There are little gems and glimpses of wonderful language mixed throughout this proper British novel. And I loved the beginning, it was what I wanted, a first Chapter that fulfilled my great expectations. It is early in the book that Mrs. Ali and Major Pettigrew meet for the “first time”. They have met numerous times throughout the year, the Major buys his tea at Mrs. Ali’s shop, but this is their first encounter outside of her village shop. Mrs. Ali shows up at the Majors doorstep while he is in shock at having learned of the death of his brother. Feeling alone and not at all himself, the Major allows Mrs. Ali into his house where she proceeds to comfort him by making him tea. And so it begins...The Major’s widowed eyes suddenly open he starts to notice how lonely he’s been and how wonderful it feels to have a woman in the house again. The only problem is that the Major and Mrs. Ali live in a small English village—a quagmire of endless gossip and prejudice. Mrs. Ali hails from Pakistan which means that she is subjected to her relative’s expectations of a Pakistani widow with no children. The Major is a proper British gentleman who heretofore has lived a rigid and uncomplicated life. For the Major and all of his manners and properness, he realizes that just being seen with Mrs. Ali will get the local townspeople all aflutter.
Well, the beginning was great but I had issues with the middle and end. Central to the storyline is the Major’s belief that his brother’s widow will honor his expectation that he will inherit his brother's Churchill gun. The Major has one Churchill given to him by his dying father and his brother had the other gun—the pair were meant to be together. The only problem is that the two Churchills together have great value…enter Major Pettigrew’s snot-faced money hungry son and his brother’s greedy widow.
One quote that resonated with me was said by Mrs. Ali early in the novel, “I tell myself that it does not matter what one reads-favorite authors, particular themes-as long as we read something.” Isn’t that a wonderful sentiment?

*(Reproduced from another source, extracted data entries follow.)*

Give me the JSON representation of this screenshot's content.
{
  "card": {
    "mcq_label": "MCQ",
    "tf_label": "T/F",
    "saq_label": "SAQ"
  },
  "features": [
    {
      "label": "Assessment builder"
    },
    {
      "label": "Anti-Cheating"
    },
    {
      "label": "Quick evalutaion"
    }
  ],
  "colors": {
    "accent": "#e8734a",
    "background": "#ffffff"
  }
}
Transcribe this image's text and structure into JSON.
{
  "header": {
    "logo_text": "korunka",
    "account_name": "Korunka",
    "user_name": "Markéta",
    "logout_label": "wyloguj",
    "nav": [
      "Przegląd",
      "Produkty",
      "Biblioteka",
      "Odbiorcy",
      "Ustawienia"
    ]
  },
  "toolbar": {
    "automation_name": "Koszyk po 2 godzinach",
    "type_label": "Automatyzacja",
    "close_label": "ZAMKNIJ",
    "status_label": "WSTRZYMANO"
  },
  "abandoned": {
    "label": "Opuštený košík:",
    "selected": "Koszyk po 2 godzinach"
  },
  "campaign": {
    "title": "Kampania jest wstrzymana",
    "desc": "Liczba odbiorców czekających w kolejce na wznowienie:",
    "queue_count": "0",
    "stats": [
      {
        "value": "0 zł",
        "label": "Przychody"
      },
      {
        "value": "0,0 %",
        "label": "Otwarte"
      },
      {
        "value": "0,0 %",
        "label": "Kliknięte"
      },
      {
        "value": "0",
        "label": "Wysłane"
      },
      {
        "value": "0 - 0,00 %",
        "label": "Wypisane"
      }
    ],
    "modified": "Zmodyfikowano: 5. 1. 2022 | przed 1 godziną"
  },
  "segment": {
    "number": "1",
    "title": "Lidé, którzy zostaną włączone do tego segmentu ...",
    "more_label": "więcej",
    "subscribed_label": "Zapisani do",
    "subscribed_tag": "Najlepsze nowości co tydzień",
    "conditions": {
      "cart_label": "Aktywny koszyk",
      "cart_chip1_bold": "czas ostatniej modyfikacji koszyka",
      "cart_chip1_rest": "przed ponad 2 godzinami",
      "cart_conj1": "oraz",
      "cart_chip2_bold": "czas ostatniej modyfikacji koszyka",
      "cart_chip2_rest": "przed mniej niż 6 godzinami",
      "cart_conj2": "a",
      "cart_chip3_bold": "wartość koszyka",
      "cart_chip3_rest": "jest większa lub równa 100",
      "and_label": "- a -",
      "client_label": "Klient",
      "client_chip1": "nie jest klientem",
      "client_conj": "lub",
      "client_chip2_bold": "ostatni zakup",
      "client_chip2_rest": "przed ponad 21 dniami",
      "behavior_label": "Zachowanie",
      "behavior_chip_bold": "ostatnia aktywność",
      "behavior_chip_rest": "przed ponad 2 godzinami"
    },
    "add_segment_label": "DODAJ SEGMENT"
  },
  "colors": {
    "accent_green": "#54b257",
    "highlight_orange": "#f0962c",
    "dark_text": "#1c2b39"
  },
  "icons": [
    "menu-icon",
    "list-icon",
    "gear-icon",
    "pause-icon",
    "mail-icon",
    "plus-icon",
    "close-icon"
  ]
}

Overall I think readers who love English novels and literature will enjoy Major Pettigrew and his dry wit. I wonder though if book clubs will enjoy this book? I am not sure that the book is broad enough, it may be a bit too standoffishly British.
Spoiler ALERT (below):
1. The Major says nothing and does nothing when Mrs. Ali leaves town. There is no logic as to why he would immediately fall back to Grace the townspeople approved and accepted choice for him. Somehow Grace is supposed to be perceived as the right choice and better than living alone? Seriously?

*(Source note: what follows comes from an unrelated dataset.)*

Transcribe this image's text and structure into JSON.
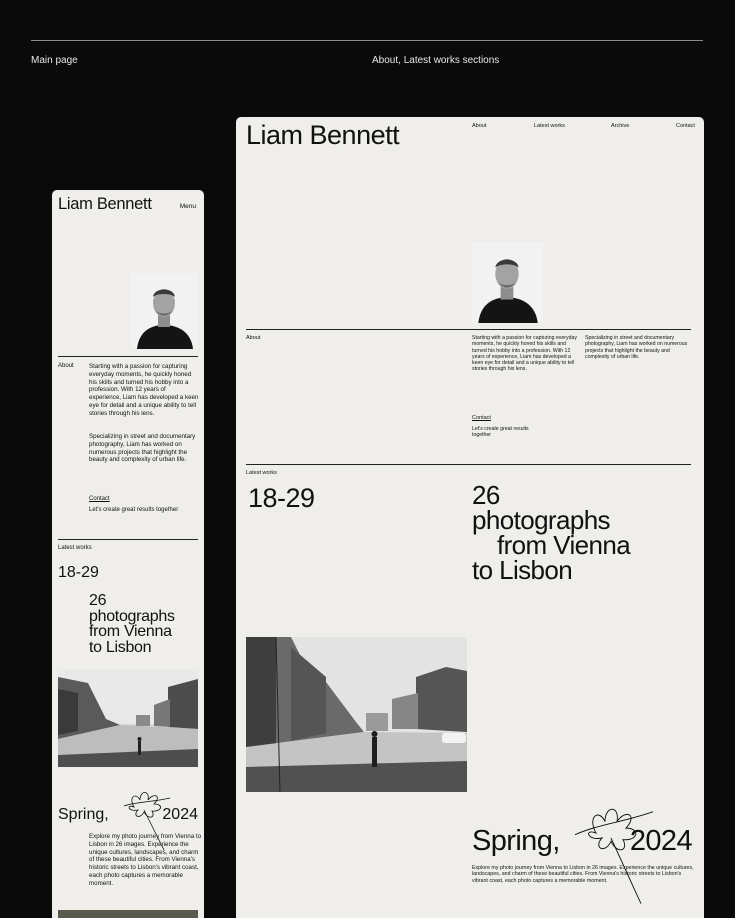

2. As an educated woman, Mrs. Ali resignedly and all too easily gives up her shop to her moody and disgruntled nephew. Then she leaves town to become a slave and housekeeper for her distant relatives--I don’t see the logic as sanity would dictate trying other solutions before this one. Especially because the nephew has no likable quality and the personality of a rock.
3. Roger, Major Pettigrew’s son has learned absolutely nothing. He never gains respect for his father; his moral compass remains at less than zero for this entire book. He is a bitter disappointment to the Major and to the reader.
4. Even discovering and uncovering his feelings for Mrs. Ali , the Major obsesses continually over the stupid Churchill guns. In the face of love, I’d have liked for him to have given up his obsession, been the bigger man and aimed for love over all material goods.
5. My hope was that the Major and Mrs. Ali would skip town and happily escape into a new and better life in another small town—far away from the snarky townspeople and the insufferable Roger.